Consider a force \(F{\bf{ = 80}}\;{\bf{N}}\) applied to a beam as shown in Fig. 8–37. The length of the beam is \(l{\bf{ = 5}}{\bf{.0}}\;{\bf{m}}\) and \(\theta {\bf{ = 3}}{{\bf{7}}^{\bf{o}}}\), so that \(x{\bf{ = 3}}{\bf{.0}}\;{\bf{m}}\) and \(y{\bf{ = 4}}{\bf{.0}}\;{\bf{m}}\). Of the following expressions, which ones give the correct torque produced by the force around point P?

(a) 80 N.

(b) (80 N)(5.0 m).

(c) (80 N)(5.0 m)(sin 37°).

(d) (80 N)(4.0 m).

(e) (80 N)(3.0 m).

(f) (48 N)(5.0 m).

(g) (48 N)(4.0 m)(sin 37°).

FIGURE 8-37MisConceptual Question 5.

Short answer

The correct options are (c), (e), and (f).

Step-by-step solution

Magnitude of torque

The magnitude of torque is obtained by the multiplication of force and its perpendicular distance from the pivot point.

Calculation of torque

The perpendicular distance of the force \(F = 80\;{\rm{N}}\) from the pivot point is \(x = 3.0\;{\rm{m}}\).

Therefore, the torque is:

\(\begin{aligned}\tau &= Fx\\ &= \left( {80\;{\rm{N}}} \right) \cdot \left( {3.0\;{\rm{m}}} \right)\end{aligned}\)

Therefore, option (e) is correct.

Now, from the figure, you get:

\(\begin{aligned}\frac{x}{l} &= \sin \theta \\x &= l\sin \theta \end{aligned}\)

Then, the torque is:

\(\begin{aligned}\tau &= Fx\\ &= Fl\sin \theta \\ &= \left( {80\;{\rm{N}}} \right) \cdot \left( {5.0\;{\rm{m}}} \right)\sin {37^ \circ }\end{aligned}\) … (i)
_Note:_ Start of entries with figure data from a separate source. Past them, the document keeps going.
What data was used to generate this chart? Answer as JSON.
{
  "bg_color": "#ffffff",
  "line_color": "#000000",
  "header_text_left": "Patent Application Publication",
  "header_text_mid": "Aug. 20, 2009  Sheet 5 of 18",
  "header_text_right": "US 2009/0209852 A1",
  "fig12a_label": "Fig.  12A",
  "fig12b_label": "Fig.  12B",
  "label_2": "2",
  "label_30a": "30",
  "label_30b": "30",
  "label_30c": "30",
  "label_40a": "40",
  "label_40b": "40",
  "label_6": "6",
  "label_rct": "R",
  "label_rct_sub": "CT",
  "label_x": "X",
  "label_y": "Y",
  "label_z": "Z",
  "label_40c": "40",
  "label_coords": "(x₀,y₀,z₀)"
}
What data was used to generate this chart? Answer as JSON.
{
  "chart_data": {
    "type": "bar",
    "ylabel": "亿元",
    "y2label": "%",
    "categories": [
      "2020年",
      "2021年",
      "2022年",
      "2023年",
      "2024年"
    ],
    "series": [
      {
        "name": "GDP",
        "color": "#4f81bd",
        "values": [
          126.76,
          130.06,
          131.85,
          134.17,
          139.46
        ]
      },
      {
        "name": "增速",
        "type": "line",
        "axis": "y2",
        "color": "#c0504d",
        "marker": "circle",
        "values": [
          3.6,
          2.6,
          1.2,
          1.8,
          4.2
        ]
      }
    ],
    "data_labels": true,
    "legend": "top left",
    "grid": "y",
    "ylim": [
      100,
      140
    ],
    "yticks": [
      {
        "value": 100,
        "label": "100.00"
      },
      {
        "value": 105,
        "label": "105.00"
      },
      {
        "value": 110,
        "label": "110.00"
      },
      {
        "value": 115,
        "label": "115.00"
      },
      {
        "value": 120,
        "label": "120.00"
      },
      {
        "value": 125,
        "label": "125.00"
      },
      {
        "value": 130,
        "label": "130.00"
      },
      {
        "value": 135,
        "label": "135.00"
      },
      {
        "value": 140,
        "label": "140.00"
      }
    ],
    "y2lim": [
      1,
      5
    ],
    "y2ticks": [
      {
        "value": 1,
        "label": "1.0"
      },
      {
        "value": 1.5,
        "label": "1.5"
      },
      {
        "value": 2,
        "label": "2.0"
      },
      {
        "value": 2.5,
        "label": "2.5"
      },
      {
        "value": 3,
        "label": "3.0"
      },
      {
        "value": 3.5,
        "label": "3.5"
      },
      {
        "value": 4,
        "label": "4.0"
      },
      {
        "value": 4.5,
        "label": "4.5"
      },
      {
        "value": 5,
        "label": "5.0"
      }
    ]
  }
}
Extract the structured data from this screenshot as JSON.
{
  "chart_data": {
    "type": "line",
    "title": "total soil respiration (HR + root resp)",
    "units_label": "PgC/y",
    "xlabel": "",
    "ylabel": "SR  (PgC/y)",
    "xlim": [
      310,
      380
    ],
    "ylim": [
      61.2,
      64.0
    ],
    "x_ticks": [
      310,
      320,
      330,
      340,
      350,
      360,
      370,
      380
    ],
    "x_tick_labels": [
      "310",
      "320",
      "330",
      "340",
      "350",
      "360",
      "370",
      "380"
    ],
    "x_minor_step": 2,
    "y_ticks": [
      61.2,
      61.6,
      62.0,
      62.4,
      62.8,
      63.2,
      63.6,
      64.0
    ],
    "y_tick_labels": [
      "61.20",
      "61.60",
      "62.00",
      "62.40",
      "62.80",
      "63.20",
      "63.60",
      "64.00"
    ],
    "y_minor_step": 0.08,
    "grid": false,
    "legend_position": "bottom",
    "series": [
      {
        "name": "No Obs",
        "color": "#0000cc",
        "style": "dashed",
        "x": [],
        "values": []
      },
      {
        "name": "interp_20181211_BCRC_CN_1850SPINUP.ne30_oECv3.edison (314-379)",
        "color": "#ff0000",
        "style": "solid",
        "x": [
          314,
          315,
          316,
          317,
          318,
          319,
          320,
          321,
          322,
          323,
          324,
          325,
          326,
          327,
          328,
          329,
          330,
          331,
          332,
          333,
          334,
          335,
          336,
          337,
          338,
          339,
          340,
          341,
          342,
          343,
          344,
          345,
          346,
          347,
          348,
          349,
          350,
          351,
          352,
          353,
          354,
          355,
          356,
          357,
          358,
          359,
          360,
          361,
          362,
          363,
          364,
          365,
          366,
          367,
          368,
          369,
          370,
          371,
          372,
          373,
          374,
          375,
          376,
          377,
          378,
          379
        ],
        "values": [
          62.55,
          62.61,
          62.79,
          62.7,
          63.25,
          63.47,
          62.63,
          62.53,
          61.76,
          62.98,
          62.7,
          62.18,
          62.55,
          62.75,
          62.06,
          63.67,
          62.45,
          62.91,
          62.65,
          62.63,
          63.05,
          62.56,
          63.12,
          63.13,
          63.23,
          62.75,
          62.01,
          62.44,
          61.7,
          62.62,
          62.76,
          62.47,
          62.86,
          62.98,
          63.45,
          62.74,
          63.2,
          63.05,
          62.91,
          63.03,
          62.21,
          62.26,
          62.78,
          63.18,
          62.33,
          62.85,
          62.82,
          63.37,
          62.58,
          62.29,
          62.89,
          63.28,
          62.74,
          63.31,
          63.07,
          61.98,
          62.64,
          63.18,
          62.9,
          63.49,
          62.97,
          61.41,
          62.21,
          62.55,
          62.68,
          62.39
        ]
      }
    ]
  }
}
Therefore, option (c) is also correct.

Now, from equation (i), you get:

\(\begin{aligned}\tau &= \left( {80\;{\rm{N}}} \right) \cdot \left( {5.0\;{\rm{m}}} \right)\sin {37^ \circ }\\ \approx \left( {48\;{\rm{N}}} \right) \cdot \left( {5.0\;{\rm{m}}} \right)\end{aligned}\)

Therefore, option (f) is also correct.